Allah rahmet eylesin İbn Haldun‘un dikkat çektiği nokta, galibin kemal sahibi olduğunu varsaymak yerine yenilginin sebeplerini düşünmek gerektiğidir. Zira İslam beldelerini bugünkü aşağılayıcı duruma getiren şey, Mustafa Kemal‘in şeriatı terk etmesi ve Hilafeti kaldırmasıdır. Dolayısıyla İslam beldeleri sadece İslami hayatı yeniden başlatarak ve Hilafeti yeniden tesis ederek içinde bulundukları mevcut koşulların üstesinden gelebilirler. Zira Allahu Teala şöyle buyurmuştur: وَعَدَ اللَّهُ الَّذِينَ آمَنُوا مِنكُمْ وَعَمِلُوا الصَّالِحَاتِ لَيَسْتَخْلِفَنَّهُم فِي الْأَرْضِ كَمَا اسْتَخْلَفَ الَّذِينَ مِن قَبْلِهِمْ وَلَيُمَكِّنَنَّ لَهُمْ دِينَهُمُ الَّذِي ارْتَضَى لَهُمْ وَلَيُبَدِّلَنَّهُم مِّن بَعْدِ خَوْفِهِمْ أَمْنًا يَعْبُدُونَنِي لَا يُشْرِكُونَ بِي شَيْئًا وَمَن كَفَرَ بَعْدَ ذَلِكَ فَأُوْلَئِكَ هُمُ الْفَاسِقُونَ“Allah, içinizden, iman edip de salih ameller işleyenlere, kendilerinden önce geçenleri egemen kıldığı gibi onları da yeryüzünde mutlaka egemen kılacağına, onlar için hoşnut ve razı olduğu dinlerini iyice yerleştireceğine, yaşadıkları korkularının ardından kendilerini mutlaka emniyete kavuşturacağına dair vaatte bulunmuştur. Onlar bana kulluk eder ve bana hiçbir şeyi ortak koşmazlar. Artık bundan sonra kimler inkâr ederse, işte onlar fasıkların ta kendileridir.” [Nur 55]

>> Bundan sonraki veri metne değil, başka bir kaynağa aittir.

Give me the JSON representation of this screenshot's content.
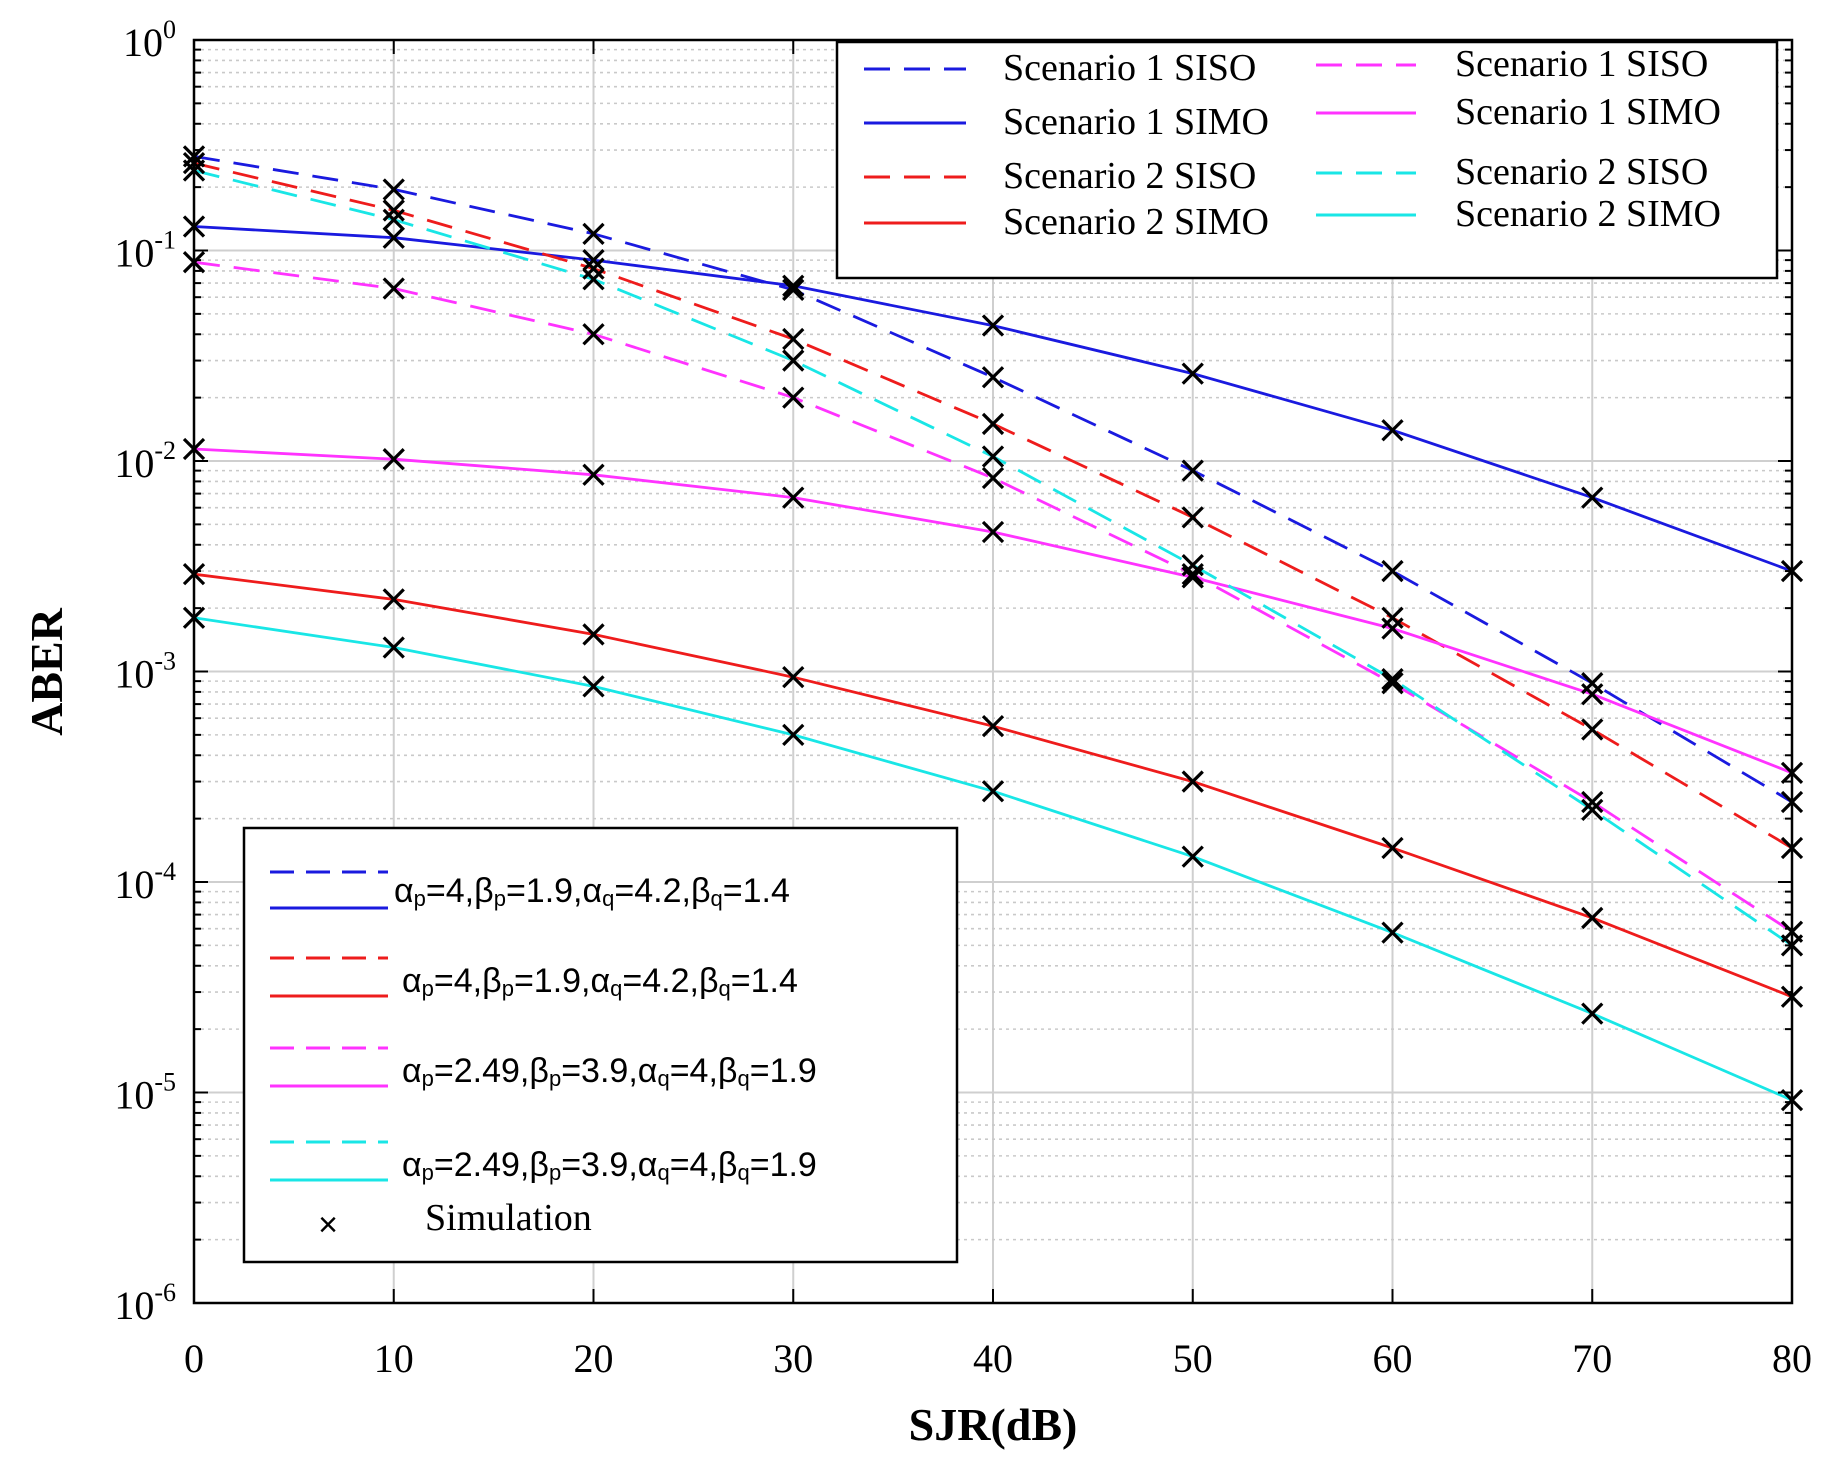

Cündeb İbn-i Abdullah’tan şöyle dediği rivayet edilmiştir: Allah’ın Rasulü Sallallahu Aleyhi ve Sellem şöyle buyurdu: مَنْ قُتِلَ تَحْتَ رَايَةٍ عِمِّيَّةٍ يَدْعُو عَصَبِيَّةً أَوْ يَنْصُرُ عَصَبِيَّةً فَقِتْلَةٌ جَاهِلِيَّةٌ“Her kim körü körüne (çekilmiş) bir bayrağın altında savaşır, bir asabeye/ırkçılığa davet eder veya bir asabeye yardımda bulunursa, cahiliye ölümüyle ölmüş olur.” İmam Nevevi, bu hadisin şerhinde şöyle dedi: “Asabiyet için öfkelenmek, dine yardım etmek için değildir; asabiyet, zulüm üzere olduğu halde kavmine yardım etmektir.” “Asabiyet” kelimesi kabilecilik ve milliyetçilik gibi onunla bağlantılı tüm fikirlere işaret etmektedir. İslam’da, kabileciliğin nefret boyutunu ele alan pek çok hadis mevcuttur. Müslümanlar olarak bizler, İslam sayesinde birleşmeliyiz ve İslami kimliğimiz diğer her şeyin üzerine egemen olmalıdır; aksi takdirde ölümümüz, sanki Müslümanlardan değilmişiz gibi cahiliye ölümü gibi olur! Ve günahkâr olarak ölürüz!